WESTPORTS Malaysia Sdn Bhd, one of the fastest growing ports in the country, expects slower volume growth next year due to the weakening US and European consumer markets.
Executive director Ruben Emir Gnanalingam said the port did not expect double-digit growth next year as it had recorded in the past. However, the port would achieve the target growth rate of 16.3% or five million 20-ft equivalent units (TEUs)this year.
Year-to-date, the port has handled 4.3 million TEUs.
“Based on our daily average volume of about 13,000 to 14,000 TEUs, we are sure to reach our target by year-end,” he told StarBiz.
Ruben said in the year to August, Westports had achieved faster-than-expected volume growth but that had since slowed down.
“We recorded the highest monthly volume ever in August of about 475,000 TEUs. In September, which is usually slow, we handled 425,000 TEUs and in October we handled 435,000 TEUs,” he added.
“At this time, it’s too early too tell whether the current situation is the normal cyclical downturn or it is the global economic meltdown that has affected trade as there are many other issues that have led to slower volume,” Ruben said.
He said that in the last couple of months there were many typhoon and fog incidents in China, Hong Kong and Taiwan that affected shipping schedule.
“The Middle East ports also experienced some congestion due to inadequate crane drivers,” Ruben said, adding that these factors were not related to the current global economic turmoil.
He said if the slowdown in volume persisted over the next three months, there was a higher likelihood that the industry was not just undergoing a cyclical downturn but was affected by the economic slump.
However, Ruben said, Westports, like other ports in the region that were dependant on Asia-Europe and Asia-Middle East trades, would start to feel the pinch of shaky consumer markets in the US and Europe next year.
“The majority of trade volume depends on China’s export to Europe and that has seen a decline. Shanghai used to pose double-digit annual export growth of about 15% to Europe but now it is posting single-digit growth,” he said.
Ruben said that according to Westports’ customers, intra-Asia trade would still be strong.
“Even our biggest customer, CMA-CGM, which is involved in the Asia-Europe trade, still anticipates growth next year,” he said.
Ruben said Westports was only looking at slower growth and not a decline.
The slower growth in volume would not affect the port’s RM800mil expansion plans. Container terminal five of the port has just been completed, adding a capacity of another 1.2 million TEUs for a total of 7.2 million TEUs.
“Going forward, the construction of container terminal six will be carefully examined based on customer projections of how much capacity is needed,” Ruben said.

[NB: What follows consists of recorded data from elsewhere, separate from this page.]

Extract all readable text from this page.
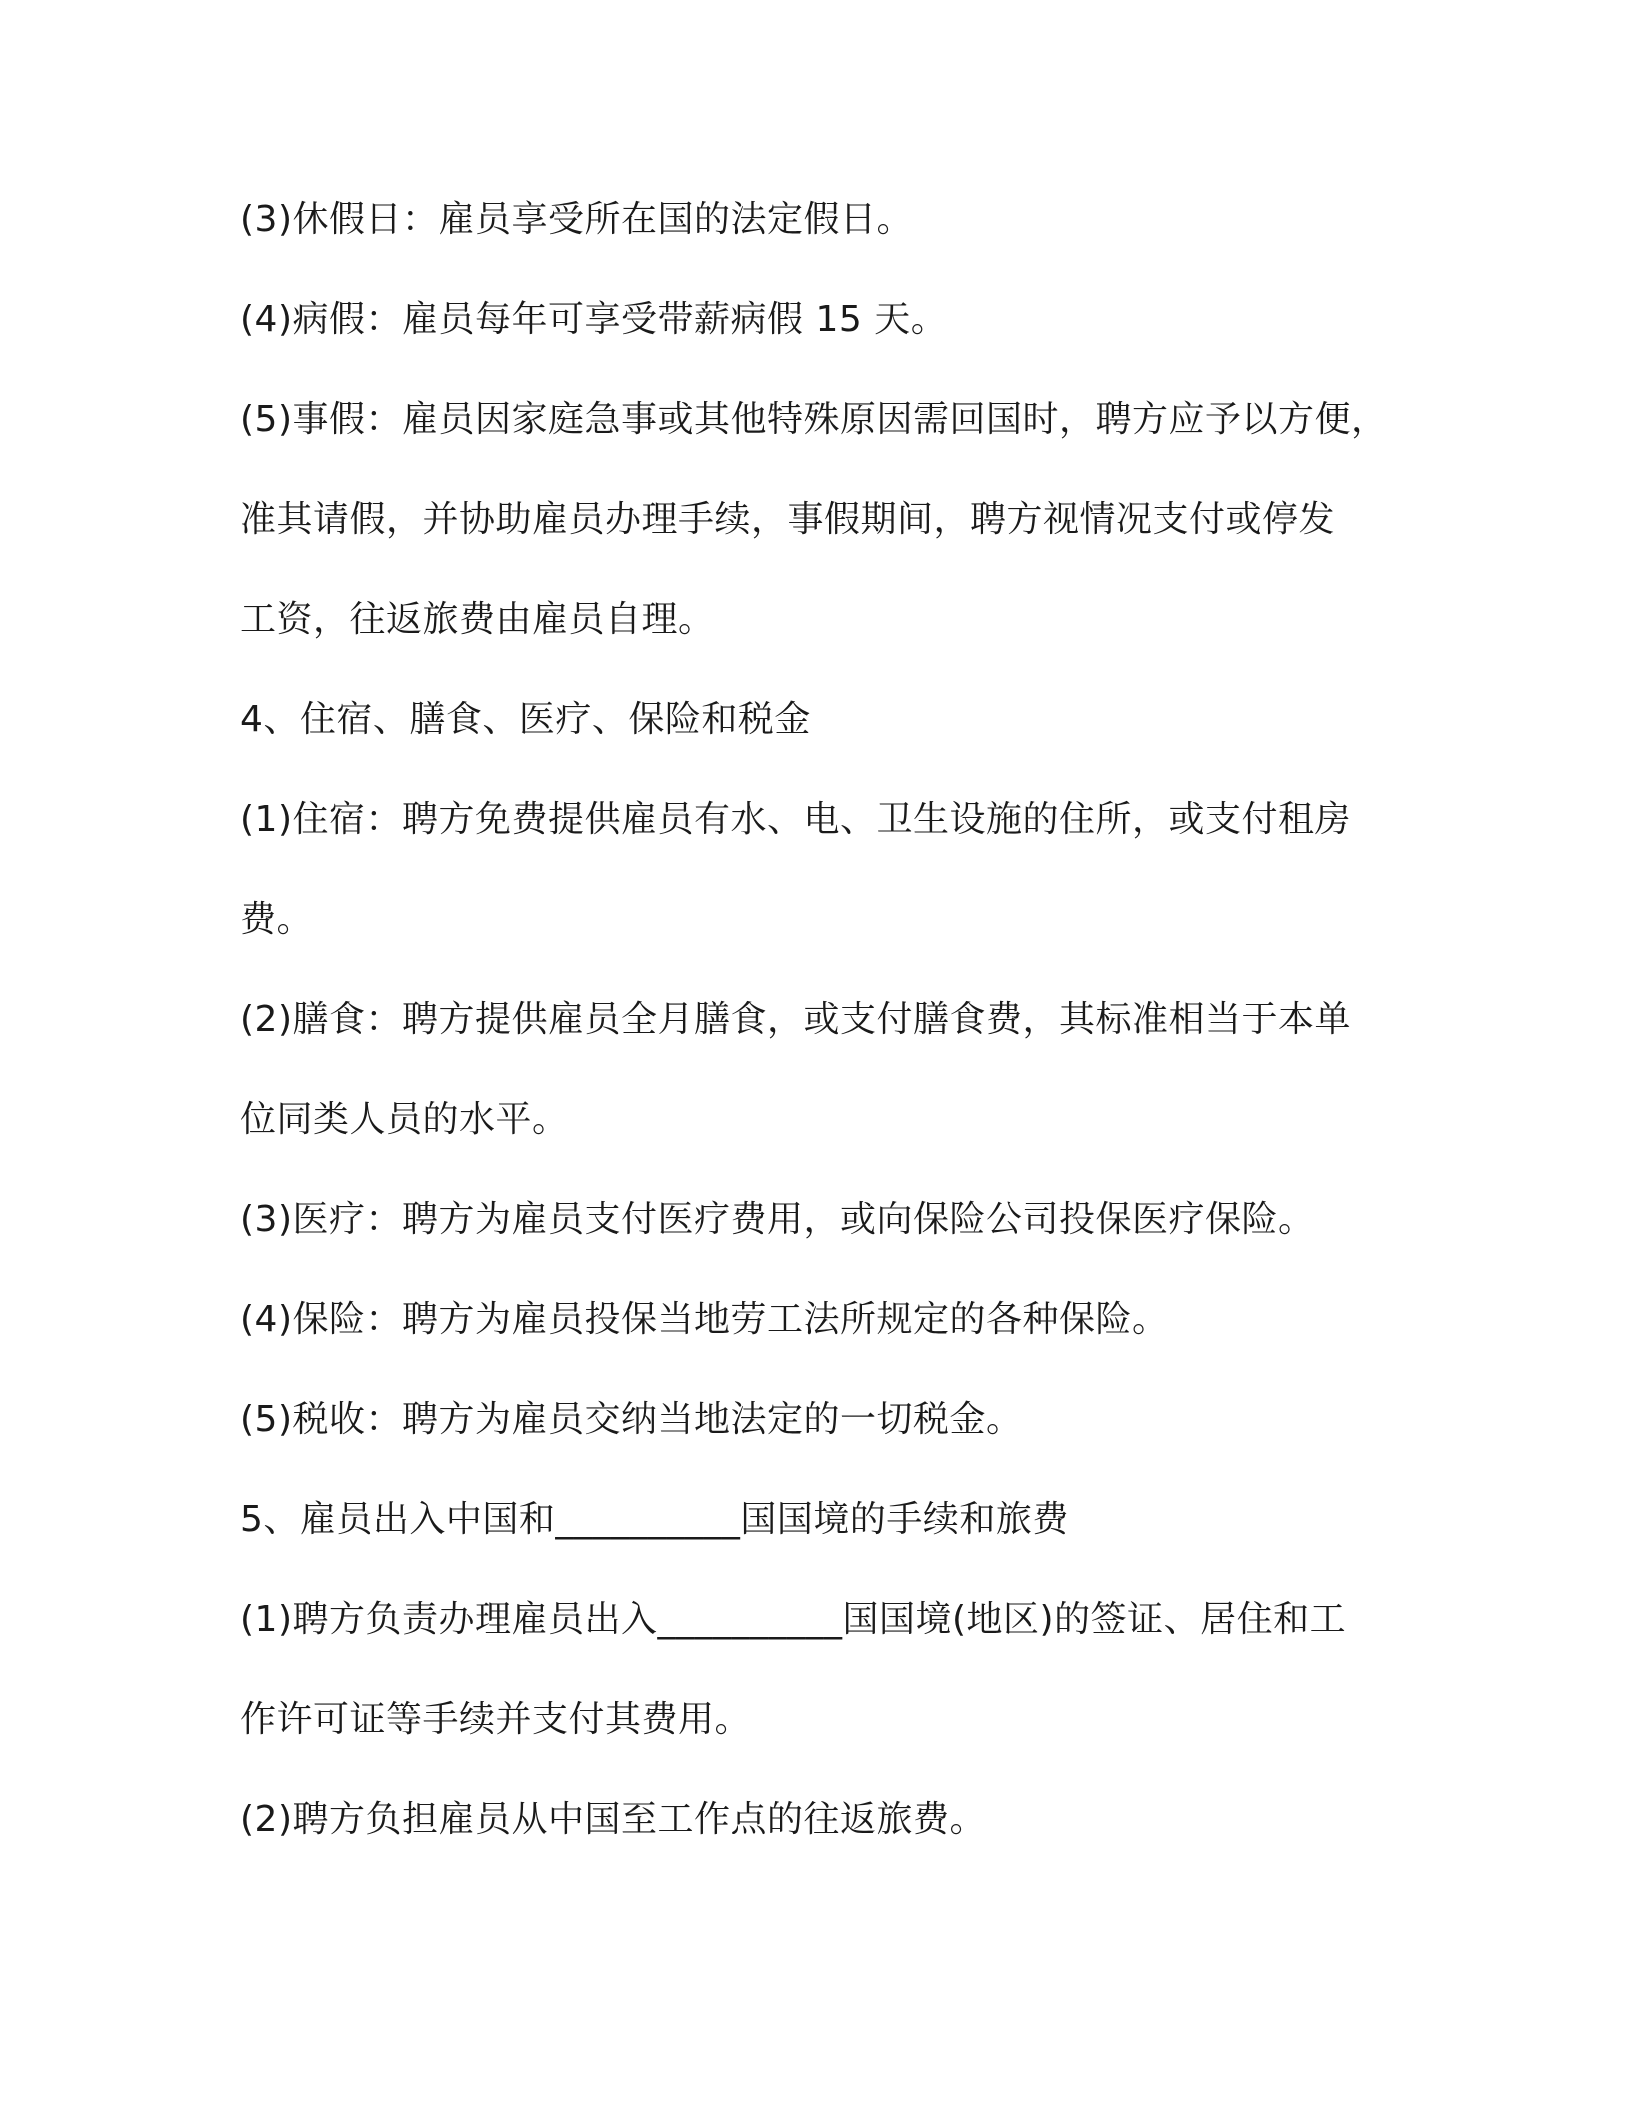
(3)休假日：雇员享受所在国的法定假日。
(4)病假：雇员每年可享受带薪病假 15 天。
(5)事假：雇员因家庭急事或其他特殊原因需回国时，聘方应予以方便，
准其请假，并协助雇员办理手续，事假期间，聘方视情况支付或停发
工资，往返旅费由雇员自理。
4、住宿、膳食、医疗、保险和税金
(1)住宿：聘方免费提供雇员有水、电、卫生设施的住所，或支付租房
费。
(2)膳食：聘方提供雇员全月膳食，或支付膳食费，其标准相当于本单
位同类人员的水平。
(3)医疗：聘方为雇员支付医疗费用，或向保险公司投保医疗保险。
(4)保险：聘方为雇员投保当地劳工法所规定的各种保险。
(5)税收：聘方为雇员交纳当地法定的一切税金。
5、雇员出入中国和__________国国境的手续和旅费
(1)聘方负责办理雇员出入__________国国境(地区)的签证、居住和工
作许可证等手续并支付其费用。
(2)聘方负担雇员从中国至工作点的往返旅费。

He said Westports was also bidding for overseas port management jobs. “We’ve won a contract to manage a port in Kerala, India,” Ruben said.
He said Westports’ Indian partner, a construction firm, would build the port while Westports would come in as port manager.
“Kerala has the prospects to be a successful transhipment hub as it does not have much import and export activities while its strategic location at the tip of India is near the main trade lane. The water depth there is also conducive to container vessels,” Ruben said.